We have the idea is this country that bigger is better; if some is
good a lot is better; we giant sized food, drink and ourselves. Being a rather
small person myself, perhaps it helps me have a different perspective. Such as
perhaps smaller is better and inefficiency might be beneficial to society.
Take Wal-Mart for example. They’re big, very big. They are
efficient in that they can buy in big quantities and demand lower prices so
they can undercut the prices of other stores. The big doesn’t not carry over to
employee salaries, which are small, but the Walton’s have big, really big
bucks.
Suppose you didn’t have a big Wal-Mart in your town or even didn’t
allow them to have a store there. Then smaller stores would have to sell the
things they sell probably at higher prices. But there would be more small
businesses and likely more employees, which would spread more money around so
folk would buy more and the middle class would gain ground again as it did
before big big stores became the norm.
Now I’m an old dude on a fixed income, so the low prices work to my
benefit in making my limited dollars go further.
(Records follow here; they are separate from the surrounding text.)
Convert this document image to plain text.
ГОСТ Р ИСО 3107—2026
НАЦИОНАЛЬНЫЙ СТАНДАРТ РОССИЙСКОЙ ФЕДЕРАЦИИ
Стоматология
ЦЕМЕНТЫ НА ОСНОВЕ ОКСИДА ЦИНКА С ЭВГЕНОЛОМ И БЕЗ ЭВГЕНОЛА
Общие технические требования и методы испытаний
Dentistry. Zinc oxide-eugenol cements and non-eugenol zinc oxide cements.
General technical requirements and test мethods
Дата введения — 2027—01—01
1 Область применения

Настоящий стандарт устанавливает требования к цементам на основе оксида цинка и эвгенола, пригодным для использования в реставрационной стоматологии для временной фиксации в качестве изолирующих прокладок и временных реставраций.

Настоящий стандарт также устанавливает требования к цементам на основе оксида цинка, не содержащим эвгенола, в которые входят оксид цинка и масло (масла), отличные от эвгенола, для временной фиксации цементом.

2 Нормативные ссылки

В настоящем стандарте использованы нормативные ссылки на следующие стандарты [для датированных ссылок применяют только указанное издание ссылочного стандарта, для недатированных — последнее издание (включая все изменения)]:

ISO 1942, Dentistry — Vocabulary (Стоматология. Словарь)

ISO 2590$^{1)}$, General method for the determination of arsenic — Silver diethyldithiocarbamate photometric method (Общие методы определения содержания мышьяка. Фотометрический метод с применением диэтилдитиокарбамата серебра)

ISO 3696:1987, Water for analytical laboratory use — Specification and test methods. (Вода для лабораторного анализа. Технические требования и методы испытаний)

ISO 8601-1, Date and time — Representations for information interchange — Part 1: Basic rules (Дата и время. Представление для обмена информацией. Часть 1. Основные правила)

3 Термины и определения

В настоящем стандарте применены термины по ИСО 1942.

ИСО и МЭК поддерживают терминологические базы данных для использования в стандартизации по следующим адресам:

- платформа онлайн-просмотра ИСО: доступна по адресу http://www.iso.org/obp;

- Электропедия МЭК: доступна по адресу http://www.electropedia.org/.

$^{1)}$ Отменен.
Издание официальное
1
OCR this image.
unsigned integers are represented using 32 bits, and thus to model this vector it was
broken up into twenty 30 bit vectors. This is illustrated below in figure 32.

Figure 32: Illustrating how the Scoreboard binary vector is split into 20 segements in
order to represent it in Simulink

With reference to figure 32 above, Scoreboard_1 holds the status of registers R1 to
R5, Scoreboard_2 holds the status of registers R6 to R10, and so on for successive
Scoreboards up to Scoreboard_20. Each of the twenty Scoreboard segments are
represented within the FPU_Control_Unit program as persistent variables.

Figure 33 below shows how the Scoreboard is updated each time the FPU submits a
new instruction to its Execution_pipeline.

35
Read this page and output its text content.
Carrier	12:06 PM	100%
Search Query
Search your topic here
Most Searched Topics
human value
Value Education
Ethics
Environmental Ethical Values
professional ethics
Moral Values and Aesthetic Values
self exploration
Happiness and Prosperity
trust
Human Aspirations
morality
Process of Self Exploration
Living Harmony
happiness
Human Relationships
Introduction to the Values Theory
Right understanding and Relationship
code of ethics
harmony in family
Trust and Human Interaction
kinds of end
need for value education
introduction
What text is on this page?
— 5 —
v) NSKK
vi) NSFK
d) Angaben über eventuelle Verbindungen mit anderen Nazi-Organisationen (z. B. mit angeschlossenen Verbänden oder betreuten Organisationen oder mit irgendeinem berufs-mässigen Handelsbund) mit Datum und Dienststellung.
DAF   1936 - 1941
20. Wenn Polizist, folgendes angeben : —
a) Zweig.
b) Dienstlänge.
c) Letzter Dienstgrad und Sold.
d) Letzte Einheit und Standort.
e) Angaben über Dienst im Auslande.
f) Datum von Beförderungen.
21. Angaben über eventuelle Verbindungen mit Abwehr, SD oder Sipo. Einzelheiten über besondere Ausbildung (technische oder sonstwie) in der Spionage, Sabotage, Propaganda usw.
And while I’m not a purist, I try
not to buy at Wal-Mart and other such big stores, which I think make our
economy worse rather than better.
Then these big stores go to the local government and demand tax
breaks so they will condescend to put up a store in their town. And local
governments go for it despite the fact it hurts their local stores.
Take a look at the supposedly upturn in jobs. Sounds like good
news, but most of these are lower paying jobs at places like Wal-Mart and the
middle class is a paycheck away from disaster. Bad economics. Efficiency too
often lack basic morality.
Gee, ever think if Jesus had recruited more than a dozen apostles?
Would it have changed his message any or made them more efficient?
"but most of these are lower paying jobs at places like Wal-Mart and the middle class is a paycheck away from disaster"
ReplyDelete-seems to be an economic continuum; the upward
wealth distribution so favored by the stooges:
an economy which denies human progress-
"...so God help me, I can perceive nothing but a certain conspiracy of rich men procuring their own commodities under the name and title of the commonwealth. They invent and devise all means and crafts, first how to keep safely, without fear of losing, that they have unjustly gathered together, and next how to hire and abuse the work and labour of the poor for as little money as may be."